Python Forum
Dyanmically Naming Files - Printable Version

+- Python Forum (https://python-forum.io)
+-- Forum: Python Coding (https://python-forum.io/forum-7.html)
+--- Forum: General Coding Help (https://python-forum.io/forum-8.html)
+--- Thread: Dyanmically Naming Files (/thread-24060.html)



Dyanmically Naming Files - ovidius - Jan-29-2020

Hello Everybody

I wrote this code which takes 2 files removes any letters inside of them keeping only the phone numbers, then removes any duplicates and compares the files to find the common content.
The Code is this:

import re
import csv

filename_list=[]
file1 = input("Please input file1:   ")
filename_list.append(file1)
file2 = input("Please input file2:  ")
filename_list.append(file2)
duplicate_list=[]

def clean_file(filename):
	with open (filename,'r') as f:
		list1=f.readlines()
		for ch in list1:
			result=re.sub('[^0-9]','',ch)
			with open(('{}_clean.csv').format(filename),'a+') as cl:
				if len(result)<10:
					result=result.strip()
				else:
					cl.write(result + '\n')

def clean_duplicates(filename):
	lines_seen = set()
	with open(('{}_clean_dup.csv').format(filename),'w') as rf:
		duplicate_list.append(rf.name)
		for line in open(('{}_clean.csv').format(filename),'r'):
			if line not in lines_seen:
				rf.write(line)
				lines_seen.add(line)

def find_common():
	comp_file1 = open(duplicate_list[0], "r")
	comp_file2 = open(duplicate_list[1], "r")
	result = open("results.csv", "a")
	list1 = comp_file1.readlines()
	list2 = comp_file2.readlines()
	for i in list1:
		for j in list2:
			if i==j:
				result.write(i)

	comp_file1.close()
	comp_file2.close()
	result.close()

for filename in filename_list:
	clean_file(filename)
	clean_duplicates(filename)

find_common()
So the code works but I have a slight problem. The produced files get filenames like this: filename.csv_clean.csv and filename.csv_clean_dup.csv.

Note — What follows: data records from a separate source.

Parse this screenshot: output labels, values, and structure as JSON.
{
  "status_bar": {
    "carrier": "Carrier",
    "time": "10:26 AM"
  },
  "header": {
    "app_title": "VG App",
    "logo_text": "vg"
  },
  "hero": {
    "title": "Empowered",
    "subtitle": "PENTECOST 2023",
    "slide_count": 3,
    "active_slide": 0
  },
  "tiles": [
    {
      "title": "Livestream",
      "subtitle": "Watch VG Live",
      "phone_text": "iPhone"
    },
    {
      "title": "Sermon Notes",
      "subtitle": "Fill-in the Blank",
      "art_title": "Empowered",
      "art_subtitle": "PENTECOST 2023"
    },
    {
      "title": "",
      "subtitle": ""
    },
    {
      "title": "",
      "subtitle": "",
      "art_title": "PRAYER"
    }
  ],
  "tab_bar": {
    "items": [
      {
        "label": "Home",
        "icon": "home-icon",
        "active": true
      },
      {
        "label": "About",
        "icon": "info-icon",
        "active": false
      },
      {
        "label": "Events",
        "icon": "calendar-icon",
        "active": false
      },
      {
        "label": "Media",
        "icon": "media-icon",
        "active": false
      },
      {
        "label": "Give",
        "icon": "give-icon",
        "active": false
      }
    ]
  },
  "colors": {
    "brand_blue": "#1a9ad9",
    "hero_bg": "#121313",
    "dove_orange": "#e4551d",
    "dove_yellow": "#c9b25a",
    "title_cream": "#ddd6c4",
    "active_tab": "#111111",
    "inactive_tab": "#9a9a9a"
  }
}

I tried .rsplit, .rpartition trying to drop the .csv extension from the initial filename but it doesn't work.

Can anyone help?


RE: Dyanmically Naming Files - buran - Jan-29-2020

using os module functions
>>> import os
>>> os.path.split(r'c:\some_folder\some_file.csv')
('c:\\some_folder', 'some_file.csv')
>>> root, file = os.path.split(r'c:\some_folder\some_file.csv')
>>> os.path.join(root, 'new_file.csv')
'c:\\some_folder\\new_file.csv'
>>> root, ext = os.path.splitext(r'c:\some_folder\some_file.csv')
>>> root
'c:\\some_folder\\some_file'
>>> '_'.join((root, 'clean.csv'))
'c:\\some_folder\\some_file_clean.csv'
or using pathlib module
>>> import pathlib
>>> p = pathlib.Path(r'c:\some_folder\some_file.csv')
>>> p.with_name('new_file.csv')
WindowsPath('c:/some_folder/new_file.csv')
>>> p.parent.joinpath(''.join((p.stem, '_clean.csv')))
WindowsPath('c:/some_folder/some_file_clean.csv')
>>>



RE: Dyanmically Naming Files - ovidius - Jan-29-2020

(Jan-29-2020, 02:06 PM)buran Wrote: using os module functions
>>> import os
>>> os.path.split(r'c:\some_folder\some_file.csv')
('c:\\some_folder', 'some_file.csv')
>>> root, file = os.path.split(r'c:\some_folder\some_file.csv')
>>> os.path.join(root, 'new_file.csv')
'c:\\some_folder\\new_file.csv'
>>> root, ext = os.path.splitext(r'c:\some_folder\some_file.csv')
>>> root
'c:\\some_folder\\some_file'
>>> '_'.join((root, 'clean.csv'))
'c:\\some_folder\\some_file_clean.csv'
or using pathlib module
>>> import pathlib
>>> p = pathlib.Path(r'c:\some_folder\some_file.csv')
>>> p.with_name('new_file.csv')
WindowsPath('c:/some_folder/new_file.csv')
>>> p.parent.joinpath(''.join((p.stem, '_clean.csv')))
WindowsPath('c:/some_folder/some_file_clean.csv')
>>>
Buran Thank you for the swift reply. My problem is that I cannot incorporate this to my code. If you see the code I posted the deletion of .csv extension from the initial file has to happen in the with open statement
 with open(('{}_clean.csv').format(filename),'a+') as cl:
also I need only the filename to change and not the path because the code will work in the same path where the 2 files are. So what I need -if it's at all possible - it's something that works with string formatting inside the .format(filename).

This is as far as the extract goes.